足下に転がってきたボールを拾い上げると、思い切り振りかぶって空高く放り投げる梛紗。明後日の方向に投げ捨てておいて「ごめーん、変なとこ投げちゃった!」などと平気で言い放つ。
「道を踏み外したやつには引導を渡してあげないとね。ミナト」
僕は「引導」の意味も知っていたので余計に怖くなった。敵に回したくない人間だと思ったし、たぶんみんなそう思っただろう。

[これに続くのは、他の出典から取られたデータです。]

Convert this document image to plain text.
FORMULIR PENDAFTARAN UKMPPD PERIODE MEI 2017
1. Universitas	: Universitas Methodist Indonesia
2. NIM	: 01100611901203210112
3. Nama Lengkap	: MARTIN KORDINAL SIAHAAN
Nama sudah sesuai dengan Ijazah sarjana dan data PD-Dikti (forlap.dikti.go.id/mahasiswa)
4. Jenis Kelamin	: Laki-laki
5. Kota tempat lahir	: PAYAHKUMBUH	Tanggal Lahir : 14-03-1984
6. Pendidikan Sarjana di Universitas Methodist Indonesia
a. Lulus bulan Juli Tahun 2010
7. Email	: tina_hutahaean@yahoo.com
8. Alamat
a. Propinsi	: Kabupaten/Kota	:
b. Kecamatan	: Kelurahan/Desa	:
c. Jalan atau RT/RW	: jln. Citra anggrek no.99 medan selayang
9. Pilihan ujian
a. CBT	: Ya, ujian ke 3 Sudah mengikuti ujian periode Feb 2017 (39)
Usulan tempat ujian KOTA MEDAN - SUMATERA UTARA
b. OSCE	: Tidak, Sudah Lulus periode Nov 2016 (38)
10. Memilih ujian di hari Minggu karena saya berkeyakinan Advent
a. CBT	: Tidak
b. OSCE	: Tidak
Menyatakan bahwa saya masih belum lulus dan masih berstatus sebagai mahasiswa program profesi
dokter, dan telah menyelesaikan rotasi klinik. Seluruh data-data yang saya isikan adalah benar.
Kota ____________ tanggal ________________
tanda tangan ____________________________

そんな遠い昔の梛紗の印象が、きっと僕のそれからの梛紗に対しての思い込みとしてずっと残っていったのだろう。おそらく中学の終わりまで、梛紗の言動は本質的になんら変わらなかったように思う。彼女の行動原理も。
でも、今の梛紗は果たしてその昔の梛紗と同じだろうか。言動は大きく変わっていないように思える。けれど、そうさせている理由まで同じなのだろうか。
その後、僕と梛紗の関係が途切れることになった最後の出来事を思い出す。
単純で「細かいことは気にしない」彼女の価値観。
車椅子で生活することを余儀なくされた梛紗。いくら単純だった彼女にとっても、その出来事は気にするまでもない「細かいこと」だろうか。
僕ははっきりと梛紗の何かを誤解している。
ふたりの繋がりが途切れていたその数年間に、僕は、僕自身も周りの環境も大きく変わった。価値観だって変わったのだ。
あんな出来事を経て、梛紗が昔のままであるわけがない。
再会の瞬間に感じた違和感。それはやっぱり、気のせいなんかじゃないのだ。